When the solution becomes the problem

How do you handle fear? It’s one of the most basic human emotions, and something that we all experience from time to time. Right now, I would guess that more of the world than usual is feeling it on a regular basis.

I don’t know if there’s a “right” way to handle fear, I only know my way: planning, control, and facts. When I’m scared about a new medical test or a current flare or even something not health-related, I deal with it by focusing on the facts, and making plans for what might happen. That allows me to feel in control, which in turn reduces the fear. It’s not perfect, but mostly it works.

Right now, that’s not possible. We have few facts; this is a disease that didn’t exist in humans just a few months ago. The facts that we think we know, keep changing. It also depends on which experts we ask.

Making plans makes things worse. One downside to being a planner is that I’m great at looking 10 steps ahead. I read a lot, so I understand a lot about the world, not just in terms of the pandemic but in general. On top of that, I’m smart. I’m also a logical thinking, very left-brained. Put all of that together, and I have some very clear ideas about where the world might be headed. I have multiple scenarios in mind, based on what actions are/aren’t taken and what so-called facts turn out to be true or false. None of them are good, though some are worse than others. Unfortunately, so far my predictions (made 2 weeks ago) have been accurate.

Not only is making plans very difficult, but there’s another wrinkle: they don’t help. There is absolutely nothing I can do to make the situation in the world any better. There is nothing I can do to make it so that I can sooner see my family or my friends, go out socially, date, have sex. Nothing.

The best I can do is make plans to keep myself alive and healthy. So far I am doing that through day-to-day actions. There are no long-term plans to be made. I just have to keep doing what I’m doing: staying in my apartment, carefully cleaning the groceries that my neighbor brings to me, leaving my mail to sit in the corner of my home for a week (I’m cautious and also not that interested in the mail.) My “plans” involve planning meals, ordering extras of my prescriptions in advance, choosing ebooks to download, and texting friends to stay in touch. Those are not long term things.

Looking at “facts” is not only unhelpful, it’s incredibly stressful. It makes me feel a lot worse. Ditto for making plans. I never tell anyone my predictions because I don’t want to upset anyone, but they aren’t great. I hope I’m wrong, I really do. But in the meantime, having those thoughts in my head only makes things worse. Even as I type this, I am being careful not to think about anything in detail.

So what’s the answer? For me, it’s focusing on the day-to-day. As a planner, that has always been incredible difficult. I thrive on thinking about the future, not only to handle fear, but also to increase excitement about fun things to come, to work out solutions to problems, and more. Avoiding thinking about the future is taking a real effort.

I like reading the news, but right now that’s stressful. Still, I don’t want to avoid the world, and there are other things happening. So I am reading the headlines every day, and trying to only read articles that are not pandemic-related. I am not succeeding 100%, but the reduction has still helped immensely.
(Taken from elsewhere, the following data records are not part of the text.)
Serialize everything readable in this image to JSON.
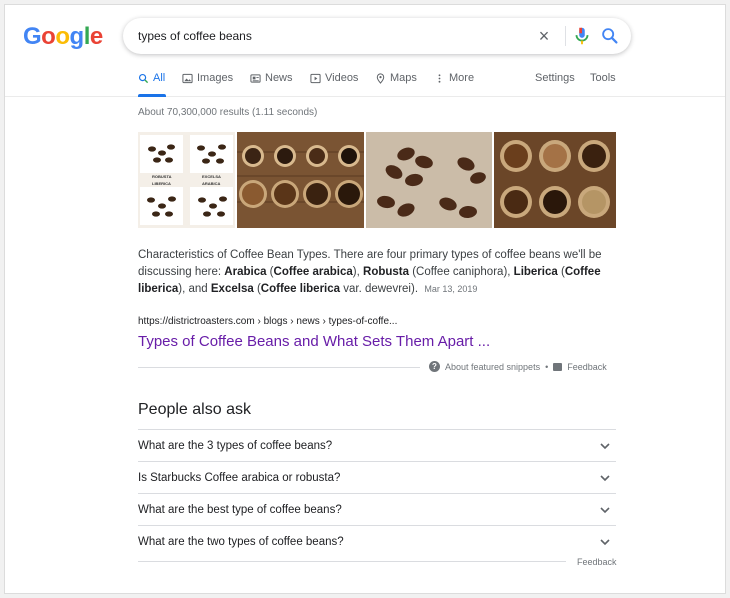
{
  "logo": {
    "letters": [
      "G",
      "o",
      "o",
      "g",
      "l",
      "e"
    ],
    "colors": [
      "#4285f4",
      "#ea4335",
      "#fbbc05",
      "#4285f4",
      "#34a853",
      "#ea4335"
    ]
  },
  "search": {
    "query": "types of coffee beans",
    "clear_icon": "close-icon",
    "mic_icon": "mic-icon",
    "search_icon": "search-icon"
  },
  "tabs": [
    {
      "label": "All",
      "icon": "search-icon"
    },
    {
      "label": "Images",
      "icon": "image-icon"
    },
    {
      "label": "News",
      "icon": "news-icon"
    },
    {
      "label": "Videos",
      "icon": "video-icon"
    },
    {
      "label": "Maps",
      "icon": "map-pin-icon"
    },
    {
      "label": "More",
      "icon": "more-vert-icon"
    }
  ],
  "tools": {
    "settings": "Settings",
    "tools": "Tools"
  },
  "stats": "About 70,300,000 results (1.11 seconds)",
  "images": [
    {
      "name": "coffee-types-chart-image",
      "labels": [
        "ROBUSTA",
        "EXCELSA",
        "LIBERICA",
        "ARABICA"
      ]
    },
    {
      "name": "coffee-bowls-image"
    },
    {
      "name": "coffee-beans-closeup-image"
    },
    {
      "name": "coffee-bowls-grid-image"
    }
  ],
  "snippet": {
    "intro": "Characteristics of Coffee Bean Types. There are four primary types of coffee beans we'll be discussing here: ",
    "arabica": "Arabica",
    "arabica_sci": "Coffee arabica",
    "robusta": "Robusta",
    "robusta_sci": "Coffee caniphora",
    "liberica": "Liberica",
    "liberica_sci": "Coffee liberica",
    "excelsa": "Excelsa",
    "excelsa_sci": "Coffee liberica",
    "excelsa_var": " var. dewevrei",
    "date": "Mar 13, 2019"
  },
  "result": {
    "cite": "https://districtroasters.com › blogs › news › types-of-coffe...",
    "title": "Types of Coffee Beans and What Sets Them Apart ..."
  },
  "featured": {
    "about": "About featured snippets",
    "sep": "•",
    "feedback": "Feedback"
  },
  "paa": {
    "title": "People also ask",
    "questions": [
      "What are the 3 types of coffee beans?",
      "Is Starbucks Coffee arabica or robusta?",
      "What are the best type of coffee beans?",
      "What are the two types of coffee beans?"
    ],
    "feedback": "Feedback"
  }
}
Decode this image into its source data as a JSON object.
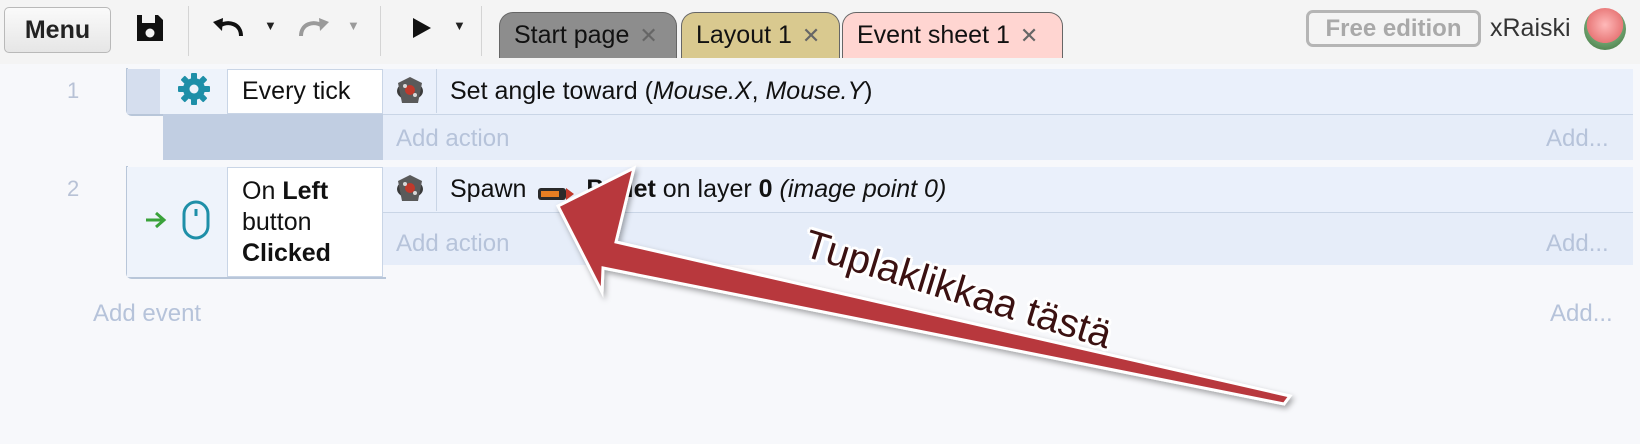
{
  "toolbar": {
    "menu_label": "Menu",
    "icons": [
      "save-icon",
      "undo-icon",
      "redo-icon",
      "play-icon"
    ]
  },
  "tabs": [
    {
      "label": "Start page",
      "color": "#8d8d8d"
    },
    {
      "label": "Layout 1",
      "color": "#d9c98f"
    },
    {
      "label": "Event sheet 1",
      "color": "#ffd5d1",
      "active": true
    }
  ],
  "account": {
    "edition": "Free edition",
    "username": "xRaiski"
  },
  "events": [
    {
      "number": "1",
      "condition": {
        "icon": "gear-icon",
        "text": "Every tick"
      },
      "action": {
        "object_icon": "sprite-player-icon",
        "prefix": "Set angle toward (",
        "arg1": "Mouse.X",
        "sep": ", ",
        "arg2": "Mouse.Y",
        "suffix": ")"
      },
      "add_action": "Add action",
      "add_more": "Add..."
    },
    {
      "number": "2",
      "condition": {
        "icon": "mouse-icon",
        "trigger_icon": "trigger-arrow-icon",
        "on": "On",
        "button": "Left",
        "line2": "button",
        "clicked": "Clicked"
      },
      "action": {
        "object_icon": "sprite-player-icon",
        "spawn": "Spawn",
        "spawn_icon": "bullet-sprite-icon",
        "object": "Bullet",
        "mid": "on layer",
        "layer": "0",
        "point": "(image point 0)"
      },
      "add_action": "Add action",
      "add_more": "Add..."
    }
  ],
  "add_event": "Add event",
  "add_event_more": "Add...",
  "annotation": {
    "text": "Tuplaklikkaa tästä",
    "arrow_color": "#b8383e"
  }
}
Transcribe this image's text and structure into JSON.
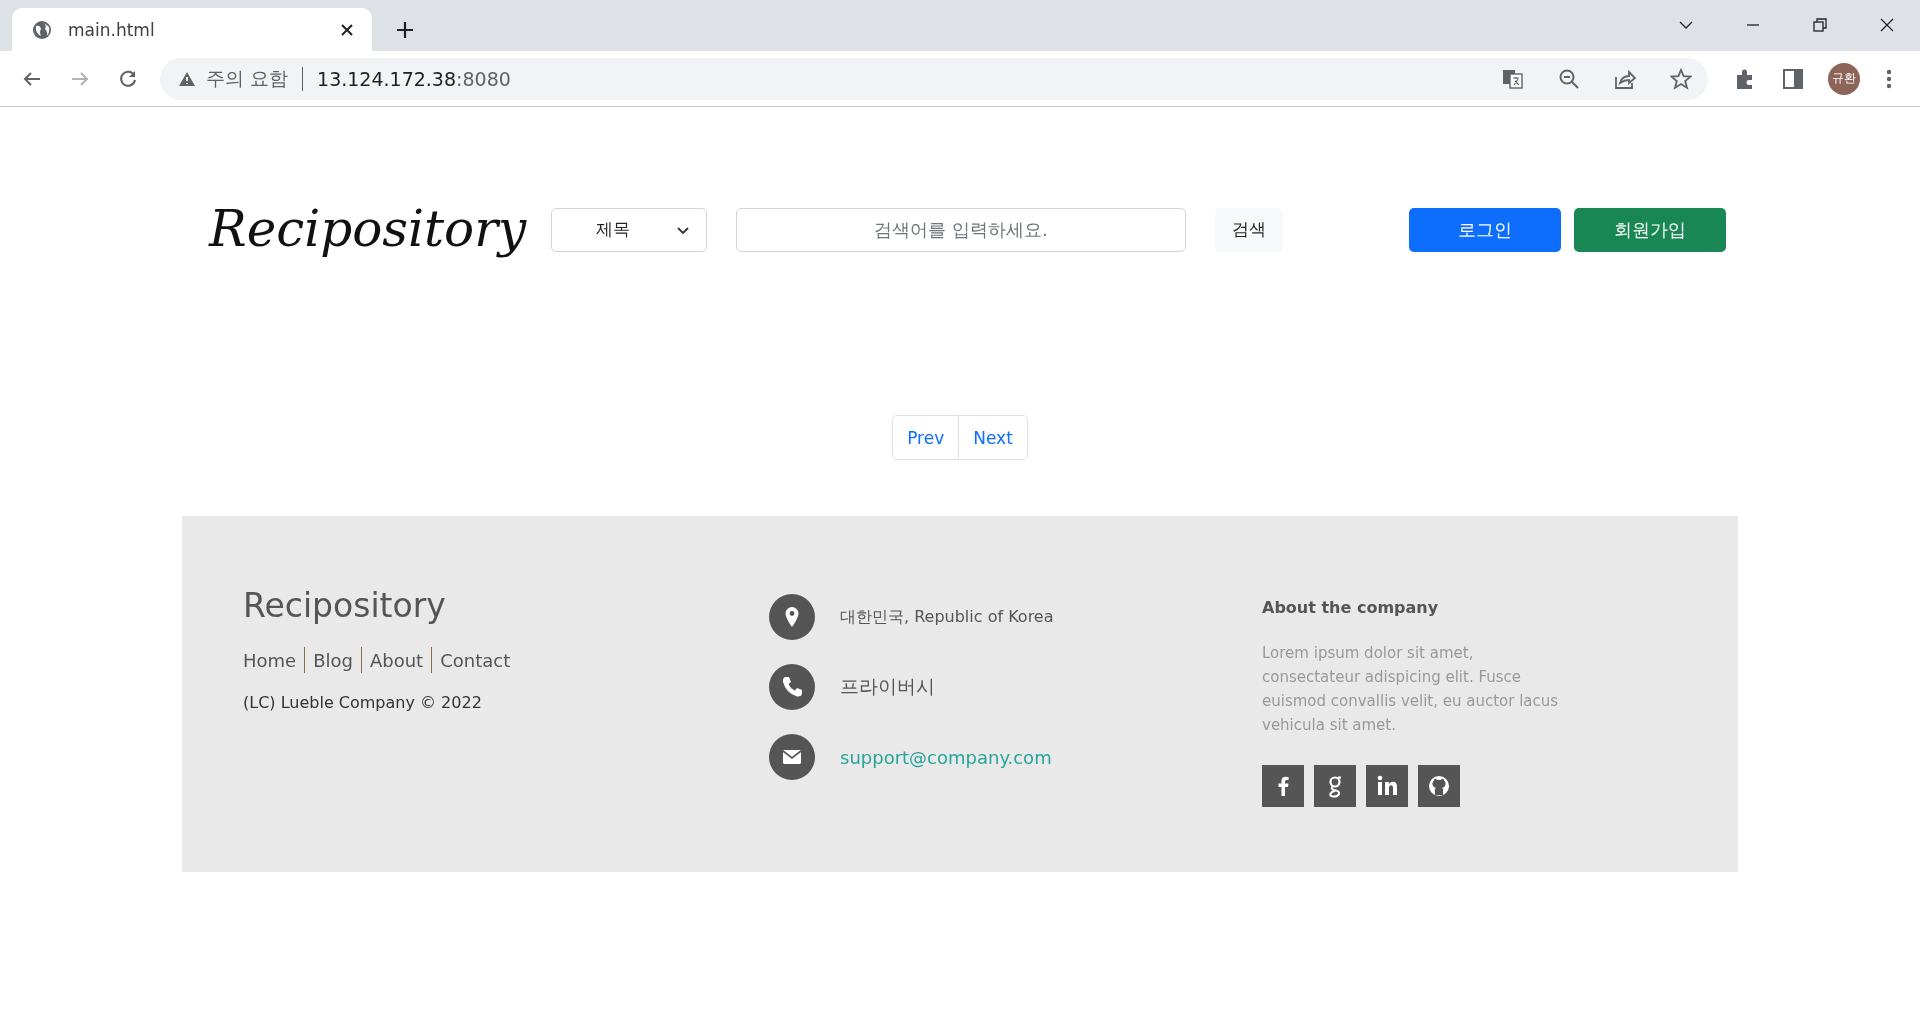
{
  "browser": {
    "tab_title": "main.html",
    "security_label": "주의 요함",
    "url_host": "13.124.172.38",
    "url_port": ":8080",
    "profile_initials": "규환"
  },
  "header": {
    "logo": "Recipository",
    "search_type": "제목",
    "search_placeholder": "검색어를 입력하세요.",
    "search_button": "검색",
    "login_button": "로그인",
    "signup_button": "회원가입"
  },
  "pagination": [
    "Prev",
    "Next"
  ],
  "footer": {
    "brand": "Recipository",
    "links": [
      "Home",
      "Blog",
      "About",
      "Contact"
    ],
    "copyright": "(LC) Lueble Company © 2022",
    "contacts": [
      {
        "kind": "location",
        "text": "대한민국, Republic of Korea"
      },
      {
        "kind": "phone",
        "text": "프라이버시"
      },
      {
        "kind": "email",
        "text": "support@company.com"
      }
    ],
    "about_title": "About the company",
    "about_text": "Lorem ipsum dolor sit amet, consectateur adispicing elit. Fusce euismod convallis velit, eu auctor lacus vehicula sit amet.",
    "social": [
      {
        "kind": "facebook"
      },
      {
        "kind": "google"
      },
      {
        "kind": "linkedin"
      },
      {
        "kind": "github"
      }
    ]
  }
}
When family and friends talk about the pandemic, it’s hard not to get drawn in. I have always been political, so it’s hard not to get sucked into conversations about the way our politicians are handling things. But since I hugely disagree with almost everything they are doing, yet have no ability to change it, this upsets me again. Whenever these topics come up, I try to change the subject. Again, I do not succeed 100% of the time, but any reduction is helpful. I am trying.

Focusing on the day-to-day can be especially hard when so little else is happening. When I talk to someone and ask, “What’s new?” they don’t have much to say. I am trying to focus instead on question like, “What have your kids been doing to stay busy?” “What are you reading right now?” “What shows or movies have you been watching?” It helps a lot to have something else to talk about, and it gives me ideas of shows and movies to watch. For my part, I tell them about the books I’m currently reading, the bird that’s building a nest outside my window, or anything else I can think of on a neutral topic. I ask about their families and tell them about mine.

This is hard. There is nothing about this situation that is easy for anyone. I am alone, and not being around other people is hard. Others are with families that are crowding them and they need time alone. Yet others are in unhealthy home environments are need to leave but can’t. We are scared. Kids aren’t learning. People are losing their jobs or becoming overworked. There’s a lot of stress out there. So yes, it’s damn hard.

That’s why I am focused so much on taking it one day at a time. It doesn’t fix anything in the long term, but it makes this manageable for me in the short term. For now, that needs to be enough.

And one more thing: when I need to, I have a good cry. Because that’s ok, too.